# Deep Learning 03: Artificial Neural Networks

## Abstract

Artificial Neural Networks (ANNs) are computational models inspired by the biological neural systems of the human brain. They are widely used in machine learning and deep learning due to their capability to approximate complex, non-linear functions and learn from data adaptively. This paper presents a comprehensive theoretical discussion of Artificial Neural Networks, covering their architectural design, mathematical formulation, learning and training algorithms, advantages, limitations, and practical applications.

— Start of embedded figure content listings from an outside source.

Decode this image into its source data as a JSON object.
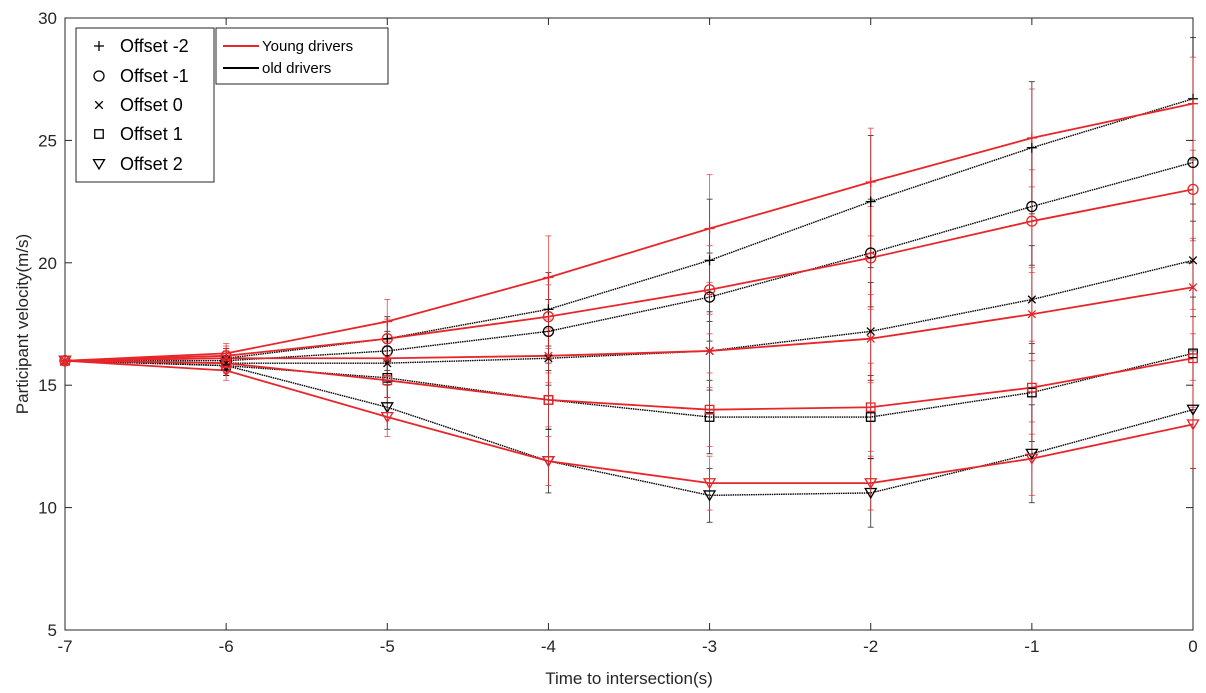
{
  "chart_data": {
    "type": "line",
    "title": "",
    "xlabel": "Time to intersection(s)",
    "ylabel": "Participant velocity(m/s)",
    "xlim": [
      -7,
      0
    ],
    "ylim": [
      5,
      30
    ],
    "x": [
      -7,
      -6,
      -5,
      -4,
      -3,
      -2,
      -1,
      0
    ],
    "x_ticks": [
      -7,
      -6,
      -5,
      -4,
      -3,
      -2,
      -1,
      0
    ],
    "y_ticks": [
      5,
      10,
      15,
      20,
      25,
      30
    ],
    "grid": false,
    "marker_legend": {
      "placement": "top-left",
      "entries": [
        {
          "label": "Offset -2",
          "marker": "plus"
        },
        {
          "label": "Offset -1",
          "marker": "circle"
        },
        {
          "label": "Offset 0",
          "marker": "cross"
        },
        {
          "label": "Offset 1",
          "marker": "square"
        },
        {
          "label": "Offset 2",
          "marker": "triangle-down"
        }
      ]
    },
    "color_legend": {
      "placement": "top-left",
      "entries": [
        {
          "label": "Young drivers",
          "color": "#e8262a"
        },
        {
          "label": "old drivers",
          "color": "#000000"
        }
      ]
    },
    "series": [
      {
        "group": "Young drivers",
        "offset": "Offset -2",
        "marker": "plus",
        "color": "#e8262a",
        "values": [
          16.0,
          16.3,
          17.6,
          19.4,
          21.4,
          23.3,
          25.1,
          26.5
        ],
        "err": [
          0,
          0.4,
          0.9,
          1.7,
          2.2,
          2.2,
          2.0,
          1.9
        ]
      },
      {
        "group": "Young drivers",
        "offset": "Offset -1",
        "marker": "circle",
        "color": "#e8262a",
        "values": [
          16.0,
          16.2,
          16.9,
          17.8,
          18.9,
          20.2,
          21.7,
          23.0
        ],
        "err": [
          0,
          0.4,
          0.8,
          1.3,
          1.8,
          2.1,
          2.1,
          2.0
        ]
      },
      {
        "group": "Young drivers",
        "offset": "Offset 0",
        "marker": "cross",
        "color": "#e8262a",
        "values": [
          16.0,
          16.1,
          16.1,
          16.2,
          16.4,
          16.9,
          17.9,
          19.0
        ],
        "err": [
          0,
          0.4,
          0.7,
          1.1,
          1.5,
          1.8,
          1.9,
          1.9
        ]
      },
      {
        "group": "Young drivers",
        "offset": "Offset 1",
        "marker": "square",
        "color": "#e8262a",
        "values": [
          16.0,
          15.9,
          15.2,
          14.4,
          14.0,
          14.1,
          14.9,
          16.1
        ],
        "err": [
          0,
          0.4,
          0.7,
          1.1,
          1.5,
          1.8,
          1.9,
          2.0
        ]
      },
      {
        "group": "Young drivers",
        "offset": "Offset 2",
        "marker": "triangle-down",
        "color": "#e8262a",
        "values": [
          16.0,
          15.6,
          13.7,
          11.9,
          11.0,
          11.0,
          12.0,
          13.4
        ],
        "err": [
          0,
          0.4,
          0.8,
          1.0,
          1.1,
          1.1,
          1.5,
          1.8
        ]
      },
      {
        "group": "old drivers",
        "offset": "Offset -2",
        "marker": "plus",
        "color": "#000000",
        "values": [
          16.0,
          16.1,
          16.9,
          18.1,
          20.1,
          22.5,
          24.7,
          26.7
        ],
        "err": [
          0,
          0.4,
          0.9,
          1.5,
          2.5,
          2.7,
          2.7,
          2.5
        ]
      },
      {
        "group": "old drivers",
        "offset": "Offset -1",
        "marker": "circle",
        "color": "#000000",
        "values": [
          16.0,
          16.0,
          16.4,
          17.2,
          18.6,
          20.4,
          22.3,
          24.1
        ],
        "err": [
          0,
          0.4,
          0.8,
          1.3,
          1.8,
          2.2,
          2.4,
          2.4
        ]
      },
      {
        "group": "old drivers",
        "offset": "Offset 0",
        "marker": "cross",
        "color": "#000000",
        "values": [
          16.0,
          15.9,
          15.9,
          16.1,
          16.4,
          17.2,
          18.5,
          20.1
        ],
        "err": [
          0,
          0.4,
          0.7,
          1.1,
          1.6,
          2.0,
          2.2,
          2.3
        ]
      },
      {
        "group": "old drivers",
        "offset": "Offset 1",
        "marker": "square",
        "color": "#000000",
        "values": [
          16.0,
          15.8,
          15.3,
          14.4,
          13.7,
          13.7,
          14.7,
          16.3
        ],
        "err": [
          0,
          0.4,
          0.8,
          1.2,
          1.5,
          1.7,
          2.0,
          2.3
        ]
      },
      {
        "group": "old drivers",
        "offset": "Offset 2",
        "marker": "triangle-down",
        "color": "#000000",
        "values": [
          16.0,
          15.8,
          14.1,
          11.9,
          10.5,
          10.6,
          12.2,
          14.0
        ],
        "err": [
          0,
          0.4,
          0.9,
          1.3,
          1.1,
          1.4,
          2.0,
          2.4
        ]
      }
    ]
  }
}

The objective is to provide a structured and rigorous explanation suitable for academic and research contexts.

## 1. Introduction

Artificial Neural Networks constitute a fundamental class of models in modern artificial intelligence and machine learning. Unlike traditional algorithmic approaches that rely on explicitly programmed rules, ANNs learn patterns directly from data through iterative optimization of parameters. This data-driven learning capability makes ANNs particularly effective for problems involving high-dimensional data, non-linearity, and uncertainty.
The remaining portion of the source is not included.